Here are some expectations to work toward as we relate in real life:
- Expect differences
If I’ve learned one thing by being a marriage counselor, I’ve learned that people are different. Even when folks have tried their best to pair up with someone that is compatible with them, they inevitably find major differences. We all have different histories, different personalities, and different experiences, different expectations….
When you expect people to be different than you, you won’t be as disappointed when you bump into the differences. Remembering that others think different than you can keep us from becoming offended or put off by conversations where disagreements arise. Expecting difference can also drive us to be curious about each other (see next blog on The Art of Asking Questions). We may have come to a similar conclusion about something, but we probably came to that conclusion from different angles. When we regularly practice shifting our expectations in this way, we can become grateful for the glorious array that humanity brings to our world.

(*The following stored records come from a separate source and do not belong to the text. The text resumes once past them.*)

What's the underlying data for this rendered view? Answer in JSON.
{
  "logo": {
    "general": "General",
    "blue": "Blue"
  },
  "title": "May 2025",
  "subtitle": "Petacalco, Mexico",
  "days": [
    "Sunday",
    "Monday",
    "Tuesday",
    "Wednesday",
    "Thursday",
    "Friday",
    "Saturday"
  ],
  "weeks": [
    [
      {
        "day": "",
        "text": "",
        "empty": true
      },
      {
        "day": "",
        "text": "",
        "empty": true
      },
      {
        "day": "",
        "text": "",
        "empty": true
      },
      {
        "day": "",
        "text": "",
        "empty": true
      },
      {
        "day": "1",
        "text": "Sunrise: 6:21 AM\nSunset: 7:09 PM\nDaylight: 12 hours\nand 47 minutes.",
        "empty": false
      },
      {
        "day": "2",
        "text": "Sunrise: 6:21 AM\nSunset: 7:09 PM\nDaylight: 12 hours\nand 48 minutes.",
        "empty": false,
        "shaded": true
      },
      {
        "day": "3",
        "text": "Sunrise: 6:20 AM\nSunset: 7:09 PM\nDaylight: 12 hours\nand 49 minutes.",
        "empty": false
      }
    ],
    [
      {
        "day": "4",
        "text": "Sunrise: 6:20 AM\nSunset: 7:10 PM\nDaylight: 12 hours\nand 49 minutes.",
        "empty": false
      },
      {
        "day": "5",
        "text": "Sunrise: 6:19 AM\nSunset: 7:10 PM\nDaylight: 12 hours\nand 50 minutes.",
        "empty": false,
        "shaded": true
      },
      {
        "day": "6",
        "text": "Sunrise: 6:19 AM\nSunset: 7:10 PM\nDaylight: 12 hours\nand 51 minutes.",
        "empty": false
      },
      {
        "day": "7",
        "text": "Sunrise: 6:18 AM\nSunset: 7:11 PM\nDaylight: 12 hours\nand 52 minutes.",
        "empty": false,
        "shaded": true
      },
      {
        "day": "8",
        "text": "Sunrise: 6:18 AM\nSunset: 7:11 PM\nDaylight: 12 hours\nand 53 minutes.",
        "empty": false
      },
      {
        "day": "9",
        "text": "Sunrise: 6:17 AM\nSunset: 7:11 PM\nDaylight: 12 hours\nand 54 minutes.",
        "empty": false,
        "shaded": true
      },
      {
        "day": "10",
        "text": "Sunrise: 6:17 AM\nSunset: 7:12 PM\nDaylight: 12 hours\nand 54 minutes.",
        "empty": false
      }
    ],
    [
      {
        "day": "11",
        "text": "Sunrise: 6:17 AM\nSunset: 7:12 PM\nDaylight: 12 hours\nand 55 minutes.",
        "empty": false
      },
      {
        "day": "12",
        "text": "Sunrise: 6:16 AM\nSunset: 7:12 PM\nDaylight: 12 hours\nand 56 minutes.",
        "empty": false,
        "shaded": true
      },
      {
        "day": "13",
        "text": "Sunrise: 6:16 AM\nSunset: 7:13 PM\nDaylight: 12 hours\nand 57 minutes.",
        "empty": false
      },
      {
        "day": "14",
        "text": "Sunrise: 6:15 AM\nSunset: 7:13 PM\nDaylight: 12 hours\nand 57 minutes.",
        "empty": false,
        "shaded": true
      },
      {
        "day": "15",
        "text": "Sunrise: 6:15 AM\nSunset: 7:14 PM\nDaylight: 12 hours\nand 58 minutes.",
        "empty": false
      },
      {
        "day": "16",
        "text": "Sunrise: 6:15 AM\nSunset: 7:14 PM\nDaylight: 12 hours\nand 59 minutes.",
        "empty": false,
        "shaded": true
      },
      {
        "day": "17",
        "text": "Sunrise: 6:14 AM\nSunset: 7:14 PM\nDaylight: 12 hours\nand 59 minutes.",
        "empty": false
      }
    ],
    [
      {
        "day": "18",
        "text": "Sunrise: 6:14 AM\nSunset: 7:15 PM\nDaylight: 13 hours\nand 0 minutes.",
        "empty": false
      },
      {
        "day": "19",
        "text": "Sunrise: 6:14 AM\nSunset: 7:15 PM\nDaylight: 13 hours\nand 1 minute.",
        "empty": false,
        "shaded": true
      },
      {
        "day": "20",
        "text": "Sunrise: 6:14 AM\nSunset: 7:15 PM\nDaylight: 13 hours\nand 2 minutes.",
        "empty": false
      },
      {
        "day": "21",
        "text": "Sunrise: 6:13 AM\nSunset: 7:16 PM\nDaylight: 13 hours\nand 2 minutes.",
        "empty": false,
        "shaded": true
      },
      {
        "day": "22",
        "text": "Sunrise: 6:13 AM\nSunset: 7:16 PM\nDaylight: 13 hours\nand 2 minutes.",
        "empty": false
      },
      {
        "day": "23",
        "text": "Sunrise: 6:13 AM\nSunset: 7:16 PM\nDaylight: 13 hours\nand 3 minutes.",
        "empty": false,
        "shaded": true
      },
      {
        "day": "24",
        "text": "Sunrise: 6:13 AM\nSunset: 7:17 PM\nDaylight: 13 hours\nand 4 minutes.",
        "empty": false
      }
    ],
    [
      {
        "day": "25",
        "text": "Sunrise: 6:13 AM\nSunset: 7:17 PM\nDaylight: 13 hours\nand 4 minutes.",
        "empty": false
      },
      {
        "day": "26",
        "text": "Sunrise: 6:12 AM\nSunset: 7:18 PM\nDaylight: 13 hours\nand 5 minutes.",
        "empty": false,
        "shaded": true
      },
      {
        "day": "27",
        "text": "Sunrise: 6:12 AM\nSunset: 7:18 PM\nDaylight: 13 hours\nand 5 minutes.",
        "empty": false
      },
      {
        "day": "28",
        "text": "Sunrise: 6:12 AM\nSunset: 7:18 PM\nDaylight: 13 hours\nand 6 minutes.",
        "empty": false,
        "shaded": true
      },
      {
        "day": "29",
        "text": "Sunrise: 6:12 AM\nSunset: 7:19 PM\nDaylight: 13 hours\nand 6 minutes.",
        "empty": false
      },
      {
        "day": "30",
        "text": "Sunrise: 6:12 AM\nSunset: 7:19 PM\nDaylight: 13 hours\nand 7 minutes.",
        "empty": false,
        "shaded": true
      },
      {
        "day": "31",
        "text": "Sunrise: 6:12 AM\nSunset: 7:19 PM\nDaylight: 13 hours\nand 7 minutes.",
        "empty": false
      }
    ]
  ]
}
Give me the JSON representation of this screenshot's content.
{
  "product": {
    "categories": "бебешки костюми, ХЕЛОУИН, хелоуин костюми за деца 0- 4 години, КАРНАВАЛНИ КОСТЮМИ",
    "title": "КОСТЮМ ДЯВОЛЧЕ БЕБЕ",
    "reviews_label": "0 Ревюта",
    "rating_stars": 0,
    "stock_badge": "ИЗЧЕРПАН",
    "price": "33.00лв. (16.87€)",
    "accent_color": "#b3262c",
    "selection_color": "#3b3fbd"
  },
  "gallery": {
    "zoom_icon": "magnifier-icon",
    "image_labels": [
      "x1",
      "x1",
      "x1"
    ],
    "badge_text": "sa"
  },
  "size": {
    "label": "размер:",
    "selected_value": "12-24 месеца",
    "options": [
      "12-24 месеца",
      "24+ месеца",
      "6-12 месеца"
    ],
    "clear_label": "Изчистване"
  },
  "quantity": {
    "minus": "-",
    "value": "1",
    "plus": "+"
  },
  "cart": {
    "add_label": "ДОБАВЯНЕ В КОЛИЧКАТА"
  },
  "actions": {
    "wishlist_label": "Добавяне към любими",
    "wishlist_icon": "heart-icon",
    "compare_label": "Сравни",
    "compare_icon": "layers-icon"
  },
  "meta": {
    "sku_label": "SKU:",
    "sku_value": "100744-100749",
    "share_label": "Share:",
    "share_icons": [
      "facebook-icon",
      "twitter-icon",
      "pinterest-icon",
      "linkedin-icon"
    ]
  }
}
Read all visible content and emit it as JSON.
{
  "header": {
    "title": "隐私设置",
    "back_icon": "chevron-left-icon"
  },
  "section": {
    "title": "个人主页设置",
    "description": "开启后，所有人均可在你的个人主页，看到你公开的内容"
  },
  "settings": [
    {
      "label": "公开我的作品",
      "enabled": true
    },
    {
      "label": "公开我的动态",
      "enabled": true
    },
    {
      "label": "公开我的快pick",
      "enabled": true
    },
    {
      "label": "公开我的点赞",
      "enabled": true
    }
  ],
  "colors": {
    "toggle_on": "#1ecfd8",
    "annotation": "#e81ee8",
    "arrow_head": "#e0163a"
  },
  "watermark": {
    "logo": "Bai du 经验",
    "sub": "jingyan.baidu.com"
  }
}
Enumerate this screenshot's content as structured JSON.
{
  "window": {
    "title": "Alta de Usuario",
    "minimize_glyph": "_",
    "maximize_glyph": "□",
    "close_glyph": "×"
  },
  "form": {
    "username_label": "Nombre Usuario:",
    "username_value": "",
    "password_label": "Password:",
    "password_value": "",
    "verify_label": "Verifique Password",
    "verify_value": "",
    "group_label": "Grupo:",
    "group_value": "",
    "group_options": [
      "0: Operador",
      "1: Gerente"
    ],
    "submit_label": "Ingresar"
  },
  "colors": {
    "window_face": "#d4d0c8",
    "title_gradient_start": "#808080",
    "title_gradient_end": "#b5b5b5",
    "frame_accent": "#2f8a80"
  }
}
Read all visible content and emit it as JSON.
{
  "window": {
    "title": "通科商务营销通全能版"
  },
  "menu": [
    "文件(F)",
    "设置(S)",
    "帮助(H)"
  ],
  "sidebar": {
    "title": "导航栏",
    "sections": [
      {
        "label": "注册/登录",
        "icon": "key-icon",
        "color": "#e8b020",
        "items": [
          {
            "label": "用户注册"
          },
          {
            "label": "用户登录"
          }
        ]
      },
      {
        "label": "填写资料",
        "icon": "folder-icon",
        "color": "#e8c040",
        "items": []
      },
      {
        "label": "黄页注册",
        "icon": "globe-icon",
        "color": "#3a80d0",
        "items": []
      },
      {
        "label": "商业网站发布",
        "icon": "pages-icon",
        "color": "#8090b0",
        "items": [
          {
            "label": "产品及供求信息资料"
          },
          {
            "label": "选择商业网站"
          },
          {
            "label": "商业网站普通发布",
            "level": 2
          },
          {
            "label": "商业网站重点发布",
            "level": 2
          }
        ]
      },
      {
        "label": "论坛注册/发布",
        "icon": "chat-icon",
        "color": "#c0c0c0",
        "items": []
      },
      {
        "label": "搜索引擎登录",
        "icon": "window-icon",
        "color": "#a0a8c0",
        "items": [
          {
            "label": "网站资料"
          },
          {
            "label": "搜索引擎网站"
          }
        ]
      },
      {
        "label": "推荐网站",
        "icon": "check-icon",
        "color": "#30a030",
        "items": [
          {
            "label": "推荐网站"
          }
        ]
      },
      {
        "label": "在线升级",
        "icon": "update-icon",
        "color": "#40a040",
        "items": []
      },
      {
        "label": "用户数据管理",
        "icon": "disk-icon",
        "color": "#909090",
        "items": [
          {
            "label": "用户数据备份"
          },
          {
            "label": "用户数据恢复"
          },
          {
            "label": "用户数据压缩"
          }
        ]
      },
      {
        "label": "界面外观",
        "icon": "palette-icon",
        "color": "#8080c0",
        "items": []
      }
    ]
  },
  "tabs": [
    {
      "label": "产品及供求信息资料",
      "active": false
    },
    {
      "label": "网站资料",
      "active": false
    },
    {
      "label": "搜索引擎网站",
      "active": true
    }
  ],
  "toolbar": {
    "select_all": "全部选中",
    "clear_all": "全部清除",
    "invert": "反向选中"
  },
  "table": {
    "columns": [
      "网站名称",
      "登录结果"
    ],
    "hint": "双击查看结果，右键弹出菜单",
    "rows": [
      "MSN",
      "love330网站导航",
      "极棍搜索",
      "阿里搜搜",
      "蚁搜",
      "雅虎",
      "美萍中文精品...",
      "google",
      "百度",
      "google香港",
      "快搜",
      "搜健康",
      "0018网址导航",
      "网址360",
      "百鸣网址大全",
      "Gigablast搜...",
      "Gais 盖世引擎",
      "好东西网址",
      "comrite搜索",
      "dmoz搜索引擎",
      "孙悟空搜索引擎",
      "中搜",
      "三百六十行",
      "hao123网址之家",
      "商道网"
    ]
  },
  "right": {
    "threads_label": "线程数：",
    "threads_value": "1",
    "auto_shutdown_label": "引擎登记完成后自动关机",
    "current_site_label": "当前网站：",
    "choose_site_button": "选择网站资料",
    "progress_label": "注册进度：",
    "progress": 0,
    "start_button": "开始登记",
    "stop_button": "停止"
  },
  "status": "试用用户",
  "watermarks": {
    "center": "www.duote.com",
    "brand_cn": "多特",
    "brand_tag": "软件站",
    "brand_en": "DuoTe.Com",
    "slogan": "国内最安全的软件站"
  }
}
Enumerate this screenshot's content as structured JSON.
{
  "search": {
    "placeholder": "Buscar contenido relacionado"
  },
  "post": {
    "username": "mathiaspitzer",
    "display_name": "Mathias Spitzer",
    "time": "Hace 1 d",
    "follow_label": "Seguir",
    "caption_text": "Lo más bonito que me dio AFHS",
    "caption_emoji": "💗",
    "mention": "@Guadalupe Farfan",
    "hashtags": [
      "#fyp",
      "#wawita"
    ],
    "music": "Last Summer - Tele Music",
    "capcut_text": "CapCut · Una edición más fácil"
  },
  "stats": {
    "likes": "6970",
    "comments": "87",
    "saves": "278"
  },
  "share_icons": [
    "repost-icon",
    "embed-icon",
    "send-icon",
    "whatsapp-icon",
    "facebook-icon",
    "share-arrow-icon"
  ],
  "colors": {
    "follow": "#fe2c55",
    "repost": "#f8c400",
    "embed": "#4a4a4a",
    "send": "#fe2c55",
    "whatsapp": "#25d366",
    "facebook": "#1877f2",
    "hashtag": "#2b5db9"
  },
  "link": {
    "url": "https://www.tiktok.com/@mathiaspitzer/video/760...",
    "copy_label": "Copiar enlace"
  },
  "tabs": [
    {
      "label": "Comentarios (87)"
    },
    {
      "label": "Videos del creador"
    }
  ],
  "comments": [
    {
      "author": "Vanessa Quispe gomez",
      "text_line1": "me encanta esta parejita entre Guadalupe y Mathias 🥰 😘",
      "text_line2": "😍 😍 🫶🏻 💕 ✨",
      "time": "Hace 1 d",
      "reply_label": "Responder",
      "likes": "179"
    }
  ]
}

2. Expect misunderstandings
Holy cow – misunderstandings are everywhere! Most of the time, we fly right by the misunderstanding and don’t even realize it happened. But if you were to slow down and paraphrase what you heard someone else say, you would realize how very often we misunderstand each other. (Note: Please don’t paraphrase everything someone else says. That’s annoying.) When I sit with two people in a room and have them paraphrase each other, it is remarkable how we can mis-hear what someone is saying or doing. Not only that, but it’s incredibly frustrating to realize that you were misunderstood or that you didn’t quite get what the other person was intending to communicate. Expecting that misunderstandings happen will help reduce that frustration and move on more quickly.
3. Expect awkwardness
One of the nice things about email and text is that you can take time to consider what you want to say. You can delete what you’ve typed in before sending it. (Maybe more of us should actually do these two things…) When we are in real life, we experience the awkward pauses that naturally occur in relationship. We experience times when we start talking and forget what we were about to say. We spill drinks while talking (this may actually only relate to the Italians among us…). We’re interrupted by an infinite amount of distractions. We say the wrong things. We say things we don’t mean. It’s all so awkward. Relating IRL is not a stock-photo.
It seems like kind of a downer, but keeping realistic expectations about relationships frees us up to enjoy others. Instead of getting mad and pulling back, we let differences, misunderstandings, and awkwardness roll off of us and move on to the next question or next story. Even though relationships can be the source of so much discomfort, they are a huge part of what makes life worth living. Jump in. Enjoy the mess.